NOUVELLES
24/10/2015 06:55 EDT | Actualisé 24/10/2016 01:12 EDT

GP des Etats-Unis - Steiner: "Haas ne part pas pour être dernier"

Günther Steiner, le Team Principal autrichien de la nouvelle écurie américaine Haas qui débutera en Formule 1 en 2016, se veut ambitieux: "Nous ne partons pas pour être dernier", a-t-il expliqué à l'AFP, en marge du Grand Prix des Etats-Unis.

Q: A six mois de vos grands débuts en F1, quel est votre objectif pour 2016?

R: "Nous voulons faire du bon boulot et marquer des points. Nous ne partons pas pour être dernier, nous espérons être en milieu de tableau au classement des constructeurs, dans la seconde partie du classement peut-être. On ne pourra décemment pas viser les podiums, on en est conscients, mais nous voulons construire pour l'avenir".

Q: La dernière écurie arrivée en F1, Manor GP, se traine encore en bout de grille, pourquoi en serait-il autrement pour Haas?

Q: "Les autres équipes arrivées récemment en F1 ont monté leur projet en six mois alors que nous avons pris plus de temps. Nous avons aussi pris le parti d'avoir des partenaires, nous ne faisons pas tout nous-mêmes. La F1 est un sport si difficile et si sophistiqué: partir de zéro est tellement difficile, voire impossible. On sait que cette démarche (de partir de zéro) ne fonctionne pas, nous devons encore prouver que la nôtre fonctionne. Pour le moment, les choses se déroulent conformément à notre calendrier pour que l'on soit prêt pour les premiers essais de Barcelone (en mars 2016), c'est là que Haas F1 fera ses débuts.
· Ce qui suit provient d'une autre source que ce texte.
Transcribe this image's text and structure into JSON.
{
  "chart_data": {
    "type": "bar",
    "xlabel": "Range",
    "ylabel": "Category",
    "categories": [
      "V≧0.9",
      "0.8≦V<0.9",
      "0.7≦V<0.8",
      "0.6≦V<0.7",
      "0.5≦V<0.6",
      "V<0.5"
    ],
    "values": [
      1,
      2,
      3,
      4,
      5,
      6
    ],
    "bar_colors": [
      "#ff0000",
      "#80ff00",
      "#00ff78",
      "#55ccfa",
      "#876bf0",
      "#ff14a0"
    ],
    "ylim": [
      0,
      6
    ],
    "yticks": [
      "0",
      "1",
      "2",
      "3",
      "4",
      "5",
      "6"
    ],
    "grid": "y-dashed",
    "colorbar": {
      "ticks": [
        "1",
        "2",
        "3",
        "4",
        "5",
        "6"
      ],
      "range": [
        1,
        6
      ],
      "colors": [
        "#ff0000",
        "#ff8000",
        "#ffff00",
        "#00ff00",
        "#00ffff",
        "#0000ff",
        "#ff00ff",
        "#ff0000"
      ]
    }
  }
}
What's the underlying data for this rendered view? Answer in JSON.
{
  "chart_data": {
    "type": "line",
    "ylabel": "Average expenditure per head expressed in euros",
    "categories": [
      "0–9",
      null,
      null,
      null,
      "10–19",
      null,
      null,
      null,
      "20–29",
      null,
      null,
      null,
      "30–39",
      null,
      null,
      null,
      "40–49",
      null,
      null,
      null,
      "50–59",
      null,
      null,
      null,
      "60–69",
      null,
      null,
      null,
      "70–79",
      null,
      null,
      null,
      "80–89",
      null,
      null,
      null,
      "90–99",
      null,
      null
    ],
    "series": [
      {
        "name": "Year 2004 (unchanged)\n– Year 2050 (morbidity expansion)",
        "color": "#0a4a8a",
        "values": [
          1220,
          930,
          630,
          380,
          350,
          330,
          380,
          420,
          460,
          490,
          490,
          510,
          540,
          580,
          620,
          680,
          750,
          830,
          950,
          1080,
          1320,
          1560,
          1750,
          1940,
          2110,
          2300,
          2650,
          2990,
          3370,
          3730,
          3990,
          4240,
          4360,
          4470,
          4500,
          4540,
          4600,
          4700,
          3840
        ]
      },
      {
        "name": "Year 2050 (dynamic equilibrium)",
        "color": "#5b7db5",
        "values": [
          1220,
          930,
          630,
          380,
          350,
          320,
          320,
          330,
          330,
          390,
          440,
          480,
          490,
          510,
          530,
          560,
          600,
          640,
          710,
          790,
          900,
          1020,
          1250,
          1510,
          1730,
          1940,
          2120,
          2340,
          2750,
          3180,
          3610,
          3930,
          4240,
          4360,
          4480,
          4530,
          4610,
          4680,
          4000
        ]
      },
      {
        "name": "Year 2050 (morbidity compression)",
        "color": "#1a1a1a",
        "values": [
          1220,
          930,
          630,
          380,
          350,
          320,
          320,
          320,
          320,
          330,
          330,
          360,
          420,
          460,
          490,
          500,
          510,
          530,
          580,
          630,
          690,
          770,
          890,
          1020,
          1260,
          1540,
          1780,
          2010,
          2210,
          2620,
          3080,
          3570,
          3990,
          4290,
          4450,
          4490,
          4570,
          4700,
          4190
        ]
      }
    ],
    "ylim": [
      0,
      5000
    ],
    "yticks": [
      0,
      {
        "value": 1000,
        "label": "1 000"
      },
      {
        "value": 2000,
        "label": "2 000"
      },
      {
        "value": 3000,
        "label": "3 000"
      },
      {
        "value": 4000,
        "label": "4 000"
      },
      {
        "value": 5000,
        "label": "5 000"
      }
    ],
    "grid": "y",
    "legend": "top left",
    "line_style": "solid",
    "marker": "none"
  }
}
On se doute bien qu'il y aura beaucoup de problèmes d'ici là, mais on sait aussi qu'on saura les résoudre, car nous avons les hommes et l'expertise pour les résoudre".

Q: Haas s'est associé à Ferrari et Dallara, deux grands noms du sport automobile, une façon de donner encore plus de poids et de crédit à votre projet alors que la F1 est un sport mineur aux Etats-Unis?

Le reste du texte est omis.